Là où Midnight Mass, pour reprendre la comparaison, pointait du doigt les outrances de la religion, The Righteous choisit de prendre le contrepied total de ce propos dénonciateur en proposant au contraire une plongée très sérieuse et éminemment sincère dans les affres existentiels avec lesquels les croyant·e·s ont à cohabiter. Loin d’adopter une posture moqueuse et cynique, le film propose à l’inverse une approche empathique avec ses personnages (dont celui du protagoniste principal interprété par le parfait Henry Czerny). Ses doutes, la progressive révélation de son péché fondateur et ses efforts pour se racheter sont ainsi traités avec une sincérité dont l’absence totale de second degré n’a d’égale que la compassion que l’on éprouve à l’égard de ce prêtre défroqué.
Dans le rôle de l’étranger (Aaron), celui du ver qui viendra gangréner le foyer de l’intérieur, Mark O’Brien peine malheureusement à convaincre, son jeu étant beaucoup trop lisse pour inquiéter le public, et le rôle qu’il endosse beaucoup trop lourd pour ses épaules. À cet égard, l’erreur de casting est manifeste, entraînant par voie de conséquence un détachement quasi permanent par rapport à son personnage. La nature de ce dernier, que l’on ne dévoilera pas ici, aurait mérité une incarnation beaucoup plus nuancée et surtout moins fade. Ce qui a pour conséquence de décupler par effet de contraste la composition extrêmement riche de Henry Czerny.

Plastiquement, le metteur en scène opte pour un très beau noir et blanc, même si l’on devine à travers la mise en scène le budget limité du film. Ce parti pris esthétique traduit d’une part l’universalité et l’intemporalité du propos, mais plonge également l’histoire dans une austérité formelle assez fascinante, s’accordant à merveille avec les longs monologues qui parsèment le métrage, certains tombant malheureusement à plat (la fausse anecdote du personnage de Aaron), d’autres, au contraire, s’avérant d’une réelle richesse (le monologue du prêtre expliquant au personnage principal la notion de péché, notamment).

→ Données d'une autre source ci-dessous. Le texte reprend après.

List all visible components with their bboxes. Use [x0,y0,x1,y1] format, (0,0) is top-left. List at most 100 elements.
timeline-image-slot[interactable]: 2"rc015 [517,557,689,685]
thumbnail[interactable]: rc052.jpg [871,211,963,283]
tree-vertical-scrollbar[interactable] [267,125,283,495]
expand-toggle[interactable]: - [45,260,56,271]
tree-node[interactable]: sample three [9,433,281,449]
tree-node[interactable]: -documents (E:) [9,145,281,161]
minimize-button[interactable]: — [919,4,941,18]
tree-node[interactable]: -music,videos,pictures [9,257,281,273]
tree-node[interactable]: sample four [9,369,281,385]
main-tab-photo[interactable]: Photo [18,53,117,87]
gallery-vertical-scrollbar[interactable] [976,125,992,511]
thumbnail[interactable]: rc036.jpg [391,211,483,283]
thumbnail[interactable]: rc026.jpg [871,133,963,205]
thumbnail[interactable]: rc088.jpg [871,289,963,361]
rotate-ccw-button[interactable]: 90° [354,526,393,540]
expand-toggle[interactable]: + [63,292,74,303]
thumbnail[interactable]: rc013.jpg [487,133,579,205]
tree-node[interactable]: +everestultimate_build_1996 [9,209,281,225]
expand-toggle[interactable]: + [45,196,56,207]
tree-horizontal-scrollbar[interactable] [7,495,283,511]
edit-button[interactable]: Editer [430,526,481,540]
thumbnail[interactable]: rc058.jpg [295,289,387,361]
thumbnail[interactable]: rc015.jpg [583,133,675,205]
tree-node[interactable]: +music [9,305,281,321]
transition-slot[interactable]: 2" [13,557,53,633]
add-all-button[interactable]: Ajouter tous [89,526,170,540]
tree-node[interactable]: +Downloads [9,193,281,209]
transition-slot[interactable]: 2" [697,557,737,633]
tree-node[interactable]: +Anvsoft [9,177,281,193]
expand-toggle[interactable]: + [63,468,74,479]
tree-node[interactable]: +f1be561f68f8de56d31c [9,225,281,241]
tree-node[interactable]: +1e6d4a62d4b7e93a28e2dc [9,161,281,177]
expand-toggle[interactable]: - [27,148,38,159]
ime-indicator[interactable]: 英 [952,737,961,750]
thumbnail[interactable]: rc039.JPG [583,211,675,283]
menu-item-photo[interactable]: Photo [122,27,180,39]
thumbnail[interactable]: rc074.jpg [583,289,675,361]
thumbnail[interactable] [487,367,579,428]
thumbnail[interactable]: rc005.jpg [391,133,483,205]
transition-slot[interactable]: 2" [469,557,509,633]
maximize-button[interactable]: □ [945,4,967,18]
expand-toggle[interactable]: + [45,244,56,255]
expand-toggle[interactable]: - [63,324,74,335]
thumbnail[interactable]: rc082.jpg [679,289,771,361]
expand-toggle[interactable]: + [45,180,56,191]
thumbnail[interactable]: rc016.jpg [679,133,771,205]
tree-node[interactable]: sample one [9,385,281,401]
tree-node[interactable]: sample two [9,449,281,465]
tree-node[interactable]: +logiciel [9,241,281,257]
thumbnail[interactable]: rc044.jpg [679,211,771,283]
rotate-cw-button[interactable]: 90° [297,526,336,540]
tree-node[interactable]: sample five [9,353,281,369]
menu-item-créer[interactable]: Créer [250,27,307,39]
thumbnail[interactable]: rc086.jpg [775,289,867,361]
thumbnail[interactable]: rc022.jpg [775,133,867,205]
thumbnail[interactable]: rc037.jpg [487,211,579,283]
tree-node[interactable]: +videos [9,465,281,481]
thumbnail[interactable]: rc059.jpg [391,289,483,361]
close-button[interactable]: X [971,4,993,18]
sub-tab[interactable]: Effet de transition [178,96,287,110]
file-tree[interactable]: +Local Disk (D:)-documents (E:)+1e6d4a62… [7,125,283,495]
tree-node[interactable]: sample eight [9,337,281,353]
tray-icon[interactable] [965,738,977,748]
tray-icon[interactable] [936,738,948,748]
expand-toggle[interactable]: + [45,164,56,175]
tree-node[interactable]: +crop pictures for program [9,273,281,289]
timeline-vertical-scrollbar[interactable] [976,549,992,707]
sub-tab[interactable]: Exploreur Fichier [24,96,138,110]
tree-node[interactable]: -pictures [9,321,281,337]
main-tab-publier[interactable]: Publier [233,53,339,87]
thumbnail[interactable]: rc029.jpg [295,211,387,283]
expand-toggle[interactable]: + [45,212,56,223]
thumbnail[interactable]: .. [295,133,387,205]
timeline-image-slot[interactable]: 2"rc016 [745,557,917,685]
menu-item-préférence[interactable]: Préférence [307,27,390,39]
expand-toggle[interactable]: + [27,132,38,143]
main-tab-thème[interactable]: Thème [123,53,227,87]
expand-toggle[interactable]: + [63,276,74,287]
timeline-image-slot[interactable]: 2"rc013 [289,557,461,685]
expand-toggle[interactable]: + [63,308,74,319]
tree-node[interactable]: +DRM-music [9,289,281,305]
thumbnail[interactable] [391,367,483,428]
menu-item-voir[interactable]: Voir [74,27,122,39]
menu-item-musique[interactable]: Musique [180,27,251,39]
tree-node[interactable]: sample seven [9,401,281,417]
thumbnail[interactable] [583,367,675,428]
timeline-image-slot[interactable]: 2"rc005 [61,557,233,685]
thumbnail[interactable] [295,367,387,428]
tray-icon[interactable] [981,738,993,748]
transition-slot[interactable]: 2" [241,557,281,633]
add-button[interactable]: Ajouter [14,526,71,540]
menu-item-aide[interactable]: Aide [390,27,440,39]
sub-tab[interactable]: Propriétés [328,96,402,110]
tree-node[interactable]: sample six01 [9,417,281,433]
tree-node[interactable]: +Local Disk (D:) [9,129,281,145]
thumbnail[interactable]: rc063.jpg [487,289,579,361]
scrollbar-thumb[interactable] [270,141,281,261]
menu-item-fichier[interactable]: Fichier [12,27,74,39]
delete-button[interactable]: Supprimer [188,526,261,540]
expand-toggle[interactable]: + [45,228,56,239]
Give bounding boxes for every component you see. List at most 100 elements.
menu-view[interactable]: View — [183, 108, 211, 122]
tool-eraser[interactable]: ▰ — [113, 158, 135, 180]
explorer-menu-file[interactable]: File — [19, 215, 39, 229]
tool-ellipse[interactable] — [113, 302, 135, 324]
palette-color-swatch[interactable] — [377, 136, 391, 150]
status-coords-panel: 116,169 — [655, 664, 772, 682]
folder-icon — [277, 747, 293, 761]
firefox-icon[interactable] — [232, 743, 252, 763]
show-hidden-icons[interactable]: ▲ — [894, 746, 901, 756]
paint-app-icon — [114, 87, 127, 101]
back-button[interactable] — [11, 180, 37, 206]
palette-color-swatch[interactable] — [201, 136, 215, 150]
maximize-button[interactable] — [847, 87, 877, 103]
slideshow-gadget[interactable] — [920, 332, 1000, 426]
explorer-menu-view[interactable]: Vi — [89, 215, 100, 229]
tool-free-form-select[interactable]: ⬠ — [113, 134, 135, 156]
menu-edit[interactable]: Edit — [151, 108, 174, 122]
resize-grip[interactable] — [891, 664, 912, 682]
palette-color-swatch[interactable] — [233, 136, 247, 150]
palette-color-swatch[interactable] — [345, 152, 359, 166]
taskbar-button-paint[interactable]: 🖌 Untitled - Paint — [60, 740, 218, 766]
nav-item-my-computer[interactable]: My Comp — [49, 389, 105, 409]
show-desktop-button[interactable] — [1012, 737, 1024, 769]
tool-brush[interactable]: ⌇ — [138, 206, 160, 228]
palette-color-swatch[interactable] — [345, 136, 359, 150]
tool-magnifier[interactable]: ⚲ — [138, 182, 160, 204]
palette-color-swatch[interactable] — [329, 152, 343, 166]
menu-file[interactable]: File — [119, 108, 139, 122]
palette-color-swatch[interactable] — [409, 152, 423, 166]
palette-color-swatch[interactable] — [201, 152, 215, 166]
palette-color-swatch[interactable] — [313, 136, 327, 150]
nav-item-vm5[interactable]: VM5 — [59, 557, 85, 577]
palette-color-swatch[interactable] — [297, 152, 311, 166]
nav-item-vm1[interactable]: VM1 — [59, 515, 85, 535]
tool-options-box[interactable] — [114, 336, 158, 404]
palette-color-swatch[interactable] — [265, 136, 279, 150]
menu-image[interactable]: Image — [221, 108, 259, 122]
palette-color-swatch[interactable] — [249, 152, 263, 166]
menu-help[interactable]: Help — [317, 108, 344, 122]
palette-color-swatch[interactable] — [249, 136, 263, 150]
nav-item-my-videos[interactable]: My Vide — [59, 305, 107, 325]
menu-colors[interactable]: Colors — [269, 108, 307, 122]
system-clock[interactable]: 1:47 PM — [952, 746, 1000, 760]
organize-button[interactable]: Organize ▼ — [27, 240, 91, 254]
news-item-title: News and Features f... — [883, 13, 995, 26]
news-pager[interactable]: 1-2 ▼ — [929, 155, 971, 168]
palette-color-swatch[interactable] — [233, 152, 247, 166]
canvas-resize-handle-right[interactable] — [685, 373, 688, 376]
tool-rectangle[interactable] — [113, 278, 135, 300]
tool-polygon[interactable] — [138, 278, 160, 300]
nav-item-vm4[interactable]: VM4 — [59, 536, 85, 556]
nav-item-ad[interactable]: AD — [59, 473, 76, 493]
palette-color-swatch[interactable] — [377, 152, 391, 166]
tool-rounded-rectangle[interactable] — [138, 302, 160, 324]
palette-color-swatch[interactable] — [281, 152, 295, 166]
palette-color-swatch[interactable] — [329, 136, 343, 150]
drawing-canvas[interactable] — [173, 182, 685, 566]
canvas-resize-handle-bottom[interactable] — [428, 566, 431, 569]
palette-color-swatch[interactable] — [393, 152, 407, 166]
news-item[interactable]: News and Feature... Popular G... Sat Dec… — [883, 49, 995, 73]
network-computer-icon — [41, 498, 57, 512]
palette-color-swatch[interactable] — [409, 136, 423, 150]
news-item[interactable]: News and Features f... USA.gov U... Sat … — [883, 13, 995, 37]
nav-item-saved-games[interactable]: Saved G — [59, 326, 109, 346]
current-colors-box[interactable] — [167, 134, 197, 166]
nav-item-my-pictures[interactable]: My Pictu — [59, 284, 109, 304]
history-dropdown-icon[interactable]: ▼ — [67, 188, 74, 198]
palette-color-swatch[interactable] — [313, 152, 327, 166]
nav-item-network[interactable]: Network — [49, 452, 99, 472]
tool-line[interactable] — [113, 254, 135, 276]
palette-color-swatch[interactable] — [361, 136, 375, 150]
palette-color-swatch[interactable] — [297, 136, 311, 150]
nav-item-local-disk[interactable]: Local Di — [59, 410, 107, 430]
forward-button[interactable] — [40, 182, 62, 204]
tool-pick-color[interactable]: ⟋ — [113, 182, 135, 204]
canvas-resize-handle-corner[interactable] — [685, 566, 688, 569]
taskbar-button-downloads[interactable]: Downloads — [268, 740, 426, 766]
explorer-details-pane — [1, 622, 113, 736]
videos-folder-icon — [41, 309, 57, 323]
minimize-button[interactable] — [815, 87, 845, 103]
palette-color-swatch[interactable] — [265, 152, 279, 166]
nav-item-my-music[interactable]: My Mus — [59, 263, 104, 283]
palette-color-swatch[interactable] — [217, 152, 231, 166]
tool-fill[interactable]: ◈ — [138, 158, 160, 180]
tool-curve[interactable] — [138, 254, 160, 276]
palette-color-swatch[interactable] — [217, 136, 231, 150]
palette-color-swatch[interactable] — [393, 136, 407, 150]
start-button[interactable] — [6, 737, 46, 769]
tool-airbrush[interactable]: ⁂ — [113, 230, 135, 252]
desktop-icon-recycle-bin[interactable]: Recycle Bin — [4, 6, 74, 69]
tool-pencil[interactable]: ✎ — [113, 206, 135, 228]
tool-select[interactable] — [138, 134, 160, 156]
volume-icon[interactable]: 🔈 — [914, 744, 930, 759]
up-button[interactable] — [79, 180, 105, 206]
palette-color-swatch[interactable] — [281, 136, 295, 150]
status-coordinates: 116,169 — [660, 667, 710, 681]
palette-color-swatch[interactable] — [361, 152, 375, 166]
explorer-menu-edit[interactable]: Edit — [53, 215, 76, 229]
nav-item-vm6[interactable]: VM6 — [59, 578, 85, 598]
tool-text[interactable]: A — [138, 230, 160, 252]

Enfin, la grande force du film réside également dans son jusqu’au-boutisme, en proposant in fine une manifestation concrète et visuelle de l’un des épisodes les plus apocalyptiques de la Bible, dans un dernier plan à la puissance d’évocation immédiate qui porte l’estocade finale au personnage principal , tout en imprimant à The Righteous une ultime dimension fantastique que l’on avait pas forcément vu venir.
De là à dire que l’apocalypse est liée à nos choix personnels, il n’y a qu’un pas que nous franchirons allègrement.